Bild: Bedrohliche Kulisse: Proteste vor der Stadthalle Biberach am Mittwoch
Berlin/Jena taz | Am Tag danach wirkt Robert Habeck ratlos. „Immer wenn die
Bauern demonstrieren, versuche ich Räume für Gespräche zu schaffen“, sagt
der grüne Vizekanzler am Donnerstag am Rande eines Unternehmensbesuchs in
Thüringen. „Ich persönlich habe etliche Gesprächsrunden gemacht.“ Aber d…
Szenen vom Mittwoch, als aggressive Demonstrant*innen eine
Veranstaltung der Grünen im baden-württembergischen Biberach gesprengt
haben? „Das war ein Protest, der ausdrücklich das Gesprächsangebot nicht
gewollt hat. Er diskreditiert sich selbst.“
Auf Protestierende zugehen, ihre Anliegen anhören und so den Druck aus dem
Kessel nehmen: Auf diese Taktik können sich die Grünen nicht mehr
verlassen. Störaktionen von Teilen der Bauernschaft und rechten
Aktivist*innen werden für die Partei zunehmend zum Problem.

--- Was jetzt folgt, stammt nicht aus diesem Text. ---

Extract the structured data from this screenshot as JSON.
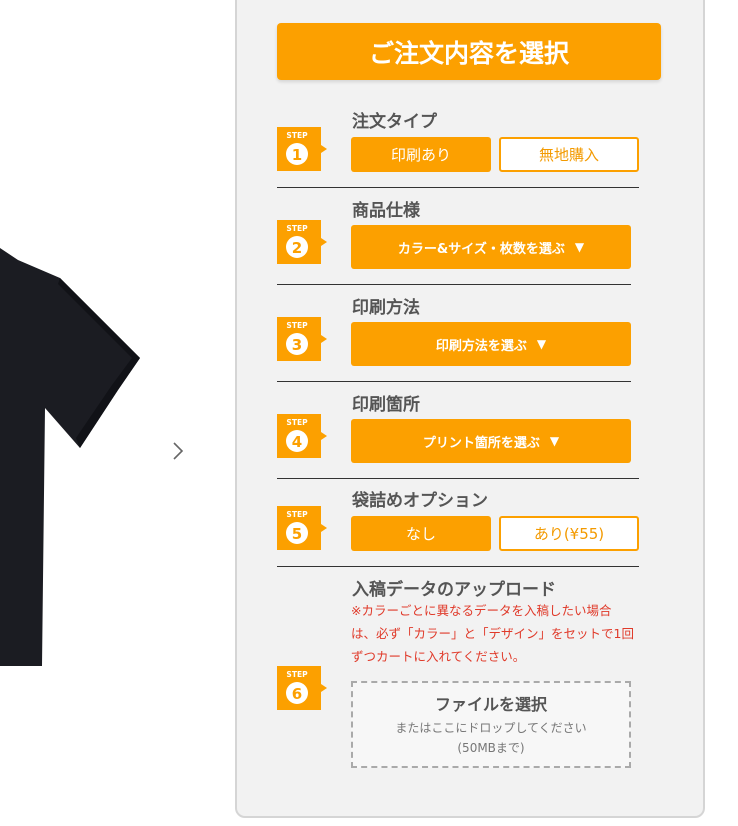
{
  "header": {
    "title": "ご注文内容を選択"
  },
  "badge_label": "STEP",
  "steps": [
    {
      "number": "1",
      "title": "注文タイプ",
      "option_selected": "印刷あり",
      "option_other": "無地購入"
    },
    {
      "number": "2",
      "title": "商品仕様",
      "select_label": "カラー&サイズ・枚数を選ぶ"
    },
    {
      "number": "3",
      "title": "印刷方法",
      "select_label": "印刷方法を選ぶ"
    },
    {
      "number": "4",
      "title": "印刷箇所",
      "select_label": "プリント箇所を選ぶ"
    },
    {
      "number": "5",
      "title": "袋詰めオプション",
      "option_selected": "なし",
      "option_other": "あり(¥55)"
    },
    {
      "number": "6",
      "title": "入稿データのアップロード",
      "notice": "※カラーごとに異なるデータを入稿したい場合は、必ず「カラー」と「デザイン」をセットで1回ずつカートに入れてください。",
      "upload_title": "ファイルを選択",
      "upload_hint": "またはここにドロップしてください",
      "upload_limit": "(50MBまで)"
    }
  ],
  "dropdown_arrow": "▼",
  "icons": {
    "next": "chevron-right-icon",
    "product": "t-shirt-image"
  },
  "colors": {
    "accent": "#fca000",
    "notice": "#e03a2a",
    "panel": "#f2f2f2"
  }
}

Offensichtlich wurde das bereits im Januar, als Habeck selbst wegen eines
aufgebrachten Mobs eine Fähre nicht verlassen konnte. Nun folgte [1][die
Absage des Politischen Aschermittwochs in Biberach, zu der Parteiprominenz
angekündigt war]. Am Mittwochabend musste zudem in Schorndorf bei Stuttgart
Parteichefin Ricarda Lang von Sicherheitskräften gegen Störer abgeschirmt
werden.
Nach den Szenen in Biberach müsse sich die Polizei kritische Fragen
gefallen lassen, [2][sagte schon am Mittwoch Grünen-Urgestein Jürgen
Trittin der taz]. Dazu kommt es jetzt im baden-württembergischen Landtag:
Die Grünen-Fraktion hat beantragt, das Thema am Mittwoch auf die
Tagesordnung des Innenausschusses zu setzen.
In einem Brief an den Ausschuss-Vorsitzenden formuliert Fraktionsvize
Oliver Hildenbrand zehn Fragen an das Innenministerium. Unter anderem:
Welche Erkenntnisse hatten die Sicherheitsbehörden vorab über die
Mobilisierung? Wie schätzte die Polizei die Gefährdungslage ein? Und was
weiß der Verfassungsschutz über Beteiligte aus dem
„verfassungsschutzrelevanten Spektrum“?
## Schatten auf den kommenden Wahlkämpfen
Andere Fragen stellen sich der Partei selbst: Sind die Grünen gezwungen,
die eigenen Sicherheitskonzepte zu verändern – auch mit Blick auf die
dieses Jahr anstehenden Wahlkämpfe zu EU-Parlament, Landtagen und
Kommunalgremien?
Schon der Bundestagswahlkampf 2021, bei dem die Grünen erstmals mit einer
Kanzlerkandidatin antraten, stellte die Partei wegen nie dagewesener
Sicherheitsvorkehrungen vor Herausforderungen. Wie sie mit der weiter
verschärften Bedrohungslage umgehen werden, wollten am Donnerstag weder der
Landes- noch der Bundesverband kommentieren.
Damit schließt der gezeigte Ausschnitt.